Since there’s no one-size-fits-all solution, every aspect of a development process must evolve continuously through deliberate practice. Practice becomes habit through cycles of reflection and reinforcement.
This section focuses on building tools and practices, which transform improvements from occasional retrospectives into daily practice.
Reflection for efficiency and sustainability
Focus on indicators of efficiency and sustainability.
Efficiency Indicators:
- Pull request cycle time (creation to merge)
- Time between commit and first review
- Code review + rework turnaround time
- Deployment frequency and lead time
- Build success/failure rates
- Number of iterations per pull request
Sustainability Indicators:
- Code churn rate (lines changed/deleted shortly adding them)
- Technical debt accumulation (TODO comments, code complexity trends)
- Dependency freshness and security vulnerability counts
- Documentation coverage and staleness
The task is to build tools that help the team reflect on their performance in real-time.
The implementation could consist of data-extractors, a data-model to store the indicators, mechanisms to show trends, take action, and judge effectiveness.

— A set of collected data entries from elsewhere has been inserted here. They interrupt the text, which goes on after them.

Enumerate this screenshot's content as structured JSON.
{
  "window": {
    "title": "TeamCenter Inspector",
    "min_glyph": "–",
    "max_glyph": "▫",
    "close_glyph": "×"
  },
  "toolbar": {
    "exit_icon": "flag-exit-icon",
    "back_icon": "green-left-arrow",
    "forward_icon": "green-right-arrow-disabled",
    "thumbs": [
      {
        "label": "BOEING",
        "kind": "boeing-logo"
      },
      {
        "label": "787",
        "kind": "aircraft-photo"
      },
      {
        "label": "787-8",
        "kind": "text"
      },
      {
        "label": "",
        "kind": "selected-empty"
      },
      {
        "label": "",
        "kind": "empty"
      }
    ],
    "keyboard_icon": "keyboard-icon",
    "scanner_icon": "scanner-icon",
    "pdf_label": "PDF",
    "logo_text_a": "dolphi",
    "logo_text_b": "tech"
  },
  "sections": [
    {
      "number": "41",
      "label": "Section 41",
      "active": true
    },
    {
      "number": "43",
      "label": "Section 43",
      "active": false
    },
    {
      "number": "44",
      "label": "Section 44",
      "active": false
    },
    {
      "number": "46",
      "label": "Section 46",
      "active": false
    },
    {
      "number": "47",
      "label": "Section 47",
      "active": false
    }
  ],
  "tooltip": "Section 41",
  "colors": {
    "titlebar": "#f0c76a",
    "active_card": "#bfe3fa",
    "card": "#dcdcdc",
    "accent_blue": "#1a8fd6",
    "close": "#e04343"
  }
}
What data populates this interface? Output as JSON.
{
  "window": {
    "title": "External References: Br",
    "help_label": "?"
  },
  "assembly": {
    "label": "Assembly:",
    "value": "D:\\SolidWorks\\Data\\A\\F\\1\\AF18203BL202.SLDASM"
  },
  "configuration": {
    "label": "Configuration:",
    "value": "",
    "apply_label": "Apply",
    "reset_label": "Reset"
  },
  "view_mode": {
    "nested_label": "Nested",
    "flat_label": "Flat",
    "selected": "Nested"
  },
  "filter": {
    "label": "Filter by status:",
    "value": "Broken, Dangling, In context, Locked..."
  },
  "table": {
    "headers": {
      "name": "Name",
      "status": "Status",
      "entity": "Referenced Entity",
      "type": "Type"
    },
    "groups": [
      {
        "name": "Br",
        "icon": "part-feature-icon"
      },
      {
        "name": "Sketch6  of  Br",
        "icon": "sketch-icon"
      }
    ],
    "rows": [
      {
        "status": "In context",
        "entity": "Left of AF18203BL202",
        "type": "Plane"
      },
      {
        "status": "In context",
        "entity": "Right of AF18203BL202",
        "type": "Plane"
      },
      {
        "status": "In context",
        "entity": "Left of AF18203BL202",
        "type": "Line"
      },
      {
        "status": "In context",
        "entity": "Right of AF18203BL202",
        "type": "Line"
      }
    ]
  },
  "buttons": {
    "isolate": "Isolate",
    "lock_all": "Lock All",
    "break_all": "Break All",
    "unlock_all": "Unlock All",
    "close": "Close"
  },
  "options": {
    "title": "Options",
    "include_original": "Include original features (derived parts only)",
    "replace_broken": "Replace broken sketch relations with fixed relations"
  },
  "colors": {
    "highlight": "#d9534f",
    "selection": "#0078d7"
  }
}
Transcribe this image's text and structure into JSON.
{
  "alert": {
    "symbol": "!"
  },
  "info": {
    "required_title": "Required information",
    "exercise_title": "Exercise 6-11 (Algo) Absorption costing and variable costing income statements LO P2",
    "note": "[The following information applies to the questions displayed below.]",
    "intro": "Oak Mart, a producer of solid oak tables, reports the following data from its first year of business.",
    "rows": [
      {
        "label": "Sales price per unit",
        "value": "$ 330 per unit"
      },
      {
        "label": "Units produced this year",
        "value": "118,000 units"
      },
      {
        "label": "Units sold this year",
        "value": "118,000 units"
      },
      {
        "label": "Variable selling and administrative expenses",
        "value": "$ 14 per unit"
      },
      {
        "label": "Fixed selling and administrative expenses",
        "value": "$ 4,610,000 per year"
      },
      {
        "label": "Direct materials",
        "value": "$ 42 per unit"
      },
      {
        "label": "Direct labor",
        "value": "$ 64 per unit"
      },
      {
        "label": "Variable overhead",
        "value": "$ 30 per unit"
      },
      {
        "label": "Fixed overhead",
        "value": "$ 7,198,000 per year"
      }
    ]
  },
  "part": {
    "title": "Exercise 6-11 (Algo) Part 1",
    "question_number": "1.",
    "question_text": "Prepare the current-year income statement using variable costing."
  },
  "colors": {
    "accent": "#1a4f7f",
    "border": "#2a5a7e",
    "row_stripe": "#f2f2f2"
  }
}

Start by exploring commercial tools in this domain.
Prior art:
Code review analysis: https://github.com/apoorvasj/keyanalytics
Nudging for effectiveness
In addition to being efficient and sustainable, teams need to steer on the path of effectiveness:
- To solve real problems
- To have clarity on purpose
- To engage consumers
Implement gates at each stage to ‘nudge’ the team in real-time, with data and insights.
Examples:
- Is a GitHub discussion mature enough to be an issue? If not, insert a note to highlight points of immaturity.
- Are acceptance-criteria in an issue relatable by someone who hasn’t been part of the discussion? Do they reflect what makes the product “acceptable”?
- Does the code call-out its intention?
- Do “passing tests” give confidence that users would “accept” the product?